Les media ou Le premier pouvoir de désinformation au service des lobbies: « Orwell se retourne dans sa tombe »

Le documentaire « Orwell se retourne dans sa tombe« , réalisé par Robert Kane Pappas, est en plein dans le sujet lorsqu’on Orwell Rolls in his Grave.jpgcritique les dérives du lobby pharmaceutique et des divers corporatismes qui participent de la désinformation (générale et médicale) que nous vivons et que nous contribuons à perpétuer par l’absence de réflexion critique. Le pouvoir corporatiste qui détient les media joue selon la même loi du plus fort et du marketing que les corporations/ multinationales pharmaceutiques. Déformation, censure, manipulation, mensonge, faiseurs d’opinion (leaders d’opinion / dealers d’opinion) au service des groupes d’intérêt privés – la situation américaine vaut bien la nôtre. Les lecteurs de Marianne, du Canard enchaîné et du Monde diplomatique retrouveront des thèmes familiers : concentration des media aux mains de quelques lobbies tels celui de l’armement, monopoles occultés par l’illusion du choix, avec la pléthore des titres et des chaînes… Occuper par tous les moyens le « temps de cerveau disponible », par une information préformatée, prémâchée – qui empêche les lecteurs / spectateurs d’appronfondir les choses pour se forger un avis éclairé – et par le divertissement…

Non, ce n’est pas une énième version de la théorie du « complot » – injure à la mode dès que quelqu’un ose sortir des vérités préfabriquées livrées par packs… Mais c’est le constat d’une évolution vers ce que décrivait George Orwell dans son roman « 1984 ». Constat fait par des élus britanniques et américains – tels ce député du Vermont qu’on aimerait bien avoir en France… -, par un ancien procureur de Los Angeles, par des spécialistes des media (universitaires, anciens dignitaires médiatiques, producteurs), par des « chiens de garde » tels le Center for Public Integrity et d’autres. Il y a une fraîcheur, une spontanéité langagière et d’analyse qui tranche nettement avec ce qu’on peut lire ou entendre en France.

Le documentaire est sous-titré en français.

Le documentaire peut être visionné en intégralité ici:

Orwell se retourne dans sa tombe (Orwell Rolls in His Grave).

Commentaires:

Objectif essentiel : distraire et dépolitiser

Comme le dit un intervenant, « le système médiatique est un « sous-traitant » de l’Amérique corporatiste », soucieux de ne pas froisser les lobbies et groupes d’intérêt et de pression. Des sujets explosifs, comme la paupérisation croissante de la grande partie de la population et l’enrichissement sans bornes d’une infime minorité « ne sont pas abordés pour éviter des conflits de classe », dénonce l’économiste Paul Krugman. Toute question sociale a disparu des media. Ils font du sensationnel, du divertissement, du fait divers qu’on interprète de façon à entériner et conforter une idéologie politique.

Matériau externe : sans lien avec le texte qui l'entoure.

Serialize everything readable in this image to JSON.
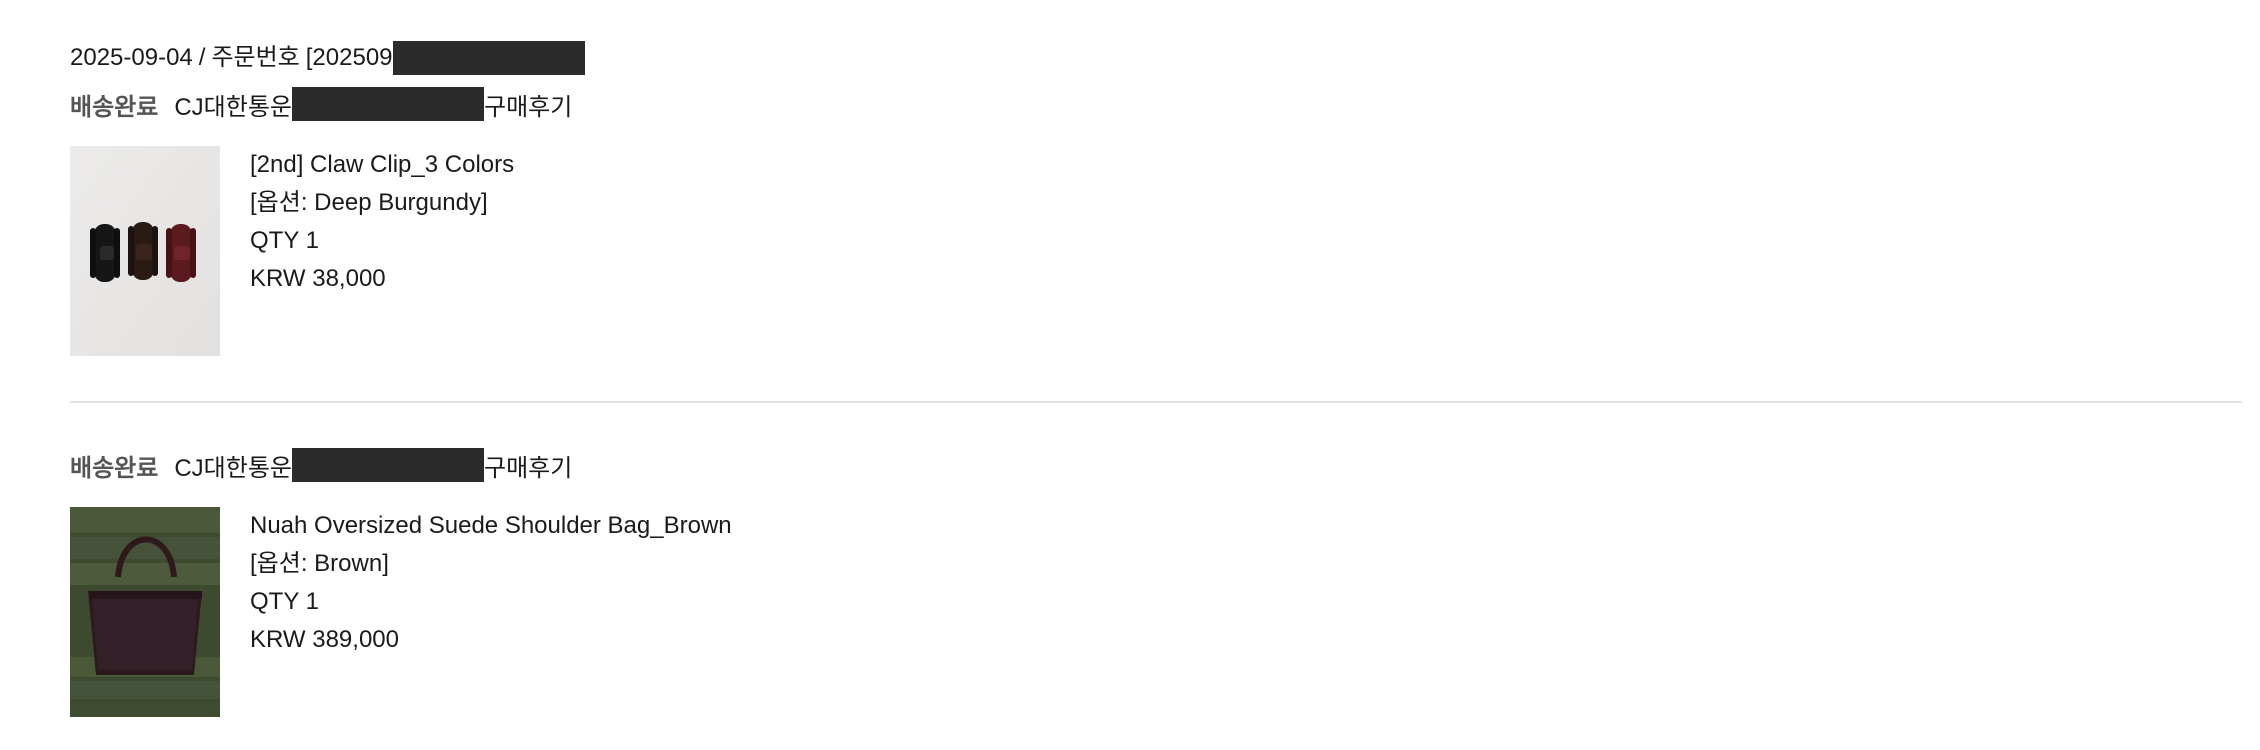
{
  "order": {
    "date": "2025-09-04",
    "separator": "/",
    "order_number_label": "주문번호",
    "order_number_prefix": "[202509"
  },
  "shipments": [
    {
      "status": "배송완료",
      "carrier": "CJ대한통운",
      "review_label": "구매후기",
      "item": {
        "image_icon": "claw-clip-product-image",
        "name": "[2nd] Claw Clip_3 Colors",
        "option": "[옵션: Deep Burgundy]",
        "qty": "QTY 1",
        "price": "KRW 38,000"
      }
    },
    {
      "status": "배송완료",
      "carrier": "CJ대한통운",
      "review_label": "구매후기",
      "item": {
        "image_icon": "shoulder-bag-product-image",
        "name": "Nuah Oversized Suede Shoulder Bag_Brown",
        "option": "[옵션: Brown]",
        "qty": "QTY 1",
        "price": "KRW 389,000"
      }
    }
  ],
  "colors": {
    "redaction": "#2b2b2b",
    "divider": "#e2e2e2",
    "status_text": "#555555"
  }
}
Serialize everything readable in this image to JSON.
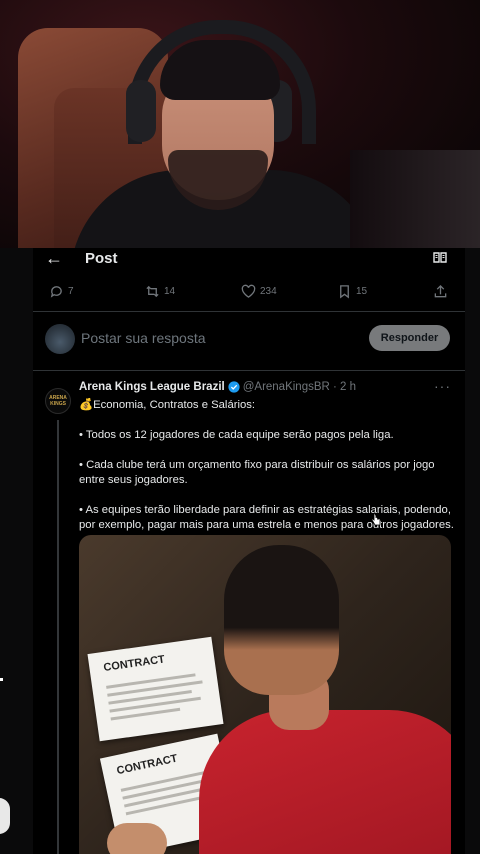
{
  "header": {
    "title": "Post",
    "back_icon": "arrow-left-icon",
    "reader_icon": "book-open-icon"
  },
  "actions": {
    "replies": "7",
    "reposts": "14",
    "likes": "234",
    "bookmarks": "15"
  },
  "reply_box": {
    "placeholder": "Postar sua resposta",
    "button_label": "Responder"
  },
  "tweet": {
    "author_name": "Arena Kings League Brazil",
    "handle_time": "@ArenaKingsBR · 2 h",
    "avatar_text": "ARENA KINGS",
    "lines": [
      "💰Economia, Contratos e Salários:",
      "• Todos os 12 jogadores de cada equipe serão pagos pela liga.",
      "• Cada clube terá um orçamento fixo para distribuir os salários por jogo entre seus jogadores.",
      "• As equipes terão liberdade para definir as estratégias salariais, podendo, por exemplo, pagar mais para uma estrela e menos para outros jogadores."
    ],
    "media": {
      "paper_1": "CONTRACT",
      "paper_2": "CONTRACT"
    }
  },
  "colors": {
    "background": "#000000",
    "muted": "#71767b",
    "verified": "#1d9bf0",
    "reply_button": "#787a7c"
  }
}
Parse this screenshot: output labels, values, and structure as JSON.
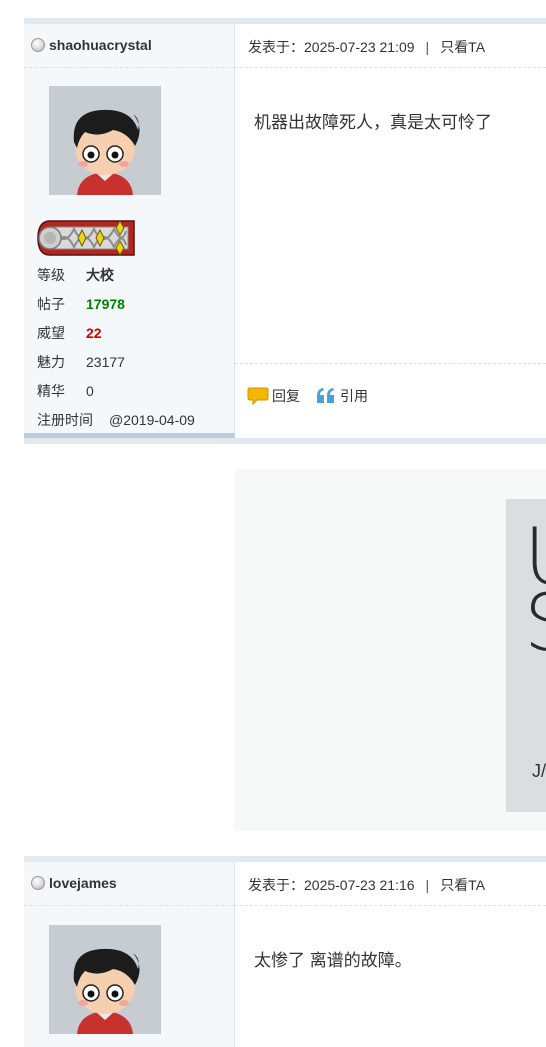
{
  "posts": [
    {
      "username": "shaohuacrystal",
      "meta_prefix": "发表于：",
      "datetime": "2025-07-23 21:09",
      "separator": "|",
      "only_ta": "只看TA",
      "content": "机器出故障死人，真是太可怜了",
      "stats": [
        {
          "key": "等级",
          "value": "大校",
          "style": "bold"
        },
        {
          "key": "帖子",
          "value": "17978",
          "style": "green"
        },
        {
          "key": "威望",
          "value": "22",
          "style": "red"
        },
        {
          "key": "魅力",
          "value": "23177",
          "style": "normal"
        },
        {
          "key": "精华",
          "value": "0",
          "style": "normal"
        },
        {
          "key": "注册时间",
          "value": "@2019-04-09",
          "style": "normal"
        }
      ],
      "actions": {
        "reply": "回复",
        "quote": "引用"
      }
    },
    {
      "username": "lovejames",
      "meta_prefix": "发表于：",
      "datetime": "2025-07-23 21:16",
      "separator": "|",
      "only_ta": "只看TA",
      "content": "太惨了 离谱的故障。"
    }
  ],
  "embedded_image": {
    "letters": [
      "U",
      "S"
    ],
    "small_text": "J/"
  },
  "icons": {
    "status": "offline-status-icon",
    "reply": "speech-bubble-icon",
    "quote": "quote-marks-icon",
    "rank": "rank-shoulder-badge-icon"
  },
  "colors": {
    "border": "#e2e9ef",
    "sidebar_bg": "#f5f8fa",
    "green": "#008000",
    "red": "#cc0000",
    "reply_icon": "#f5b800",
    "quote_icon": "#45a3d8"
  }
}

Mise au pas de la société… ou comment éviter la formation d’un esprit critique en favorisant l’expression d’opinions fabriquées, pour paraphraser le titre de l’ouvrage de Patrick Champagne, « Faire l’opinion, le nouveau jeu politique » (Minuit, 1990). Pour ce qui est des rapports incestueux des media avec les lobbies et multinationales de toute sorte, la référence incontournable est l’ouvrage de Noam Chomsky et Edward S. Herman: « La fabrique de l’opinion publique. La politique économique des médias américains » (Le serpent à plumes, 2003). Le titre original est encore plus explicite: « Manufacturing Consent », soit à peu près comment on fabrique l’adhésion (à une idéologie), l’accord tacite à une politique et sa reproduction consciente et inconsciente. (L’intention n’est pas de donner une liste de références, juste d’introduire ce documentaire en faisant des renvois aux méthodes de l’industrie pharmaceutique, mais je voudrais quand même mentionner Marie Bénilde, auteure de plusieurs livres et articles sur les media et les lobbies).

Une opinion dépolitisée, idéologisée, qui supplante le politique s’insinue peu à peu, nivellisante, uniformisante. En faisant dans le spectacle, les media dépolitisent, alors que leur rôle serait d’éduquer à la vie en démocratie, contribuer à ramener les gens dans l’espace public démocratique, dit Mark Crispin Miller, spécialiste des media à l’Université de New York. Presse et audiovisuel se livrent à une entreprise de destruction dans l’oeuf de tout ce qui pourrait aller au-delà d’une opinion, vers la formation d’une « Öffentlichkeit » (Jürgen Habermas), d’un espace public politique permettant le débat. Et en livrant des réponses avant même que les citoyens aient acquis la capacité de poser les questions qui importent, ces même media empêchent les questionnements démocratiques. Contrairement à l’image de « quatrième pouvoir », ils ne donnent aucune tribune à la critique, à l’investigation des dérives, abus, mystifications et mensonges des corporations / multinationales.

« Le fantôme dans la machine » (à écrire)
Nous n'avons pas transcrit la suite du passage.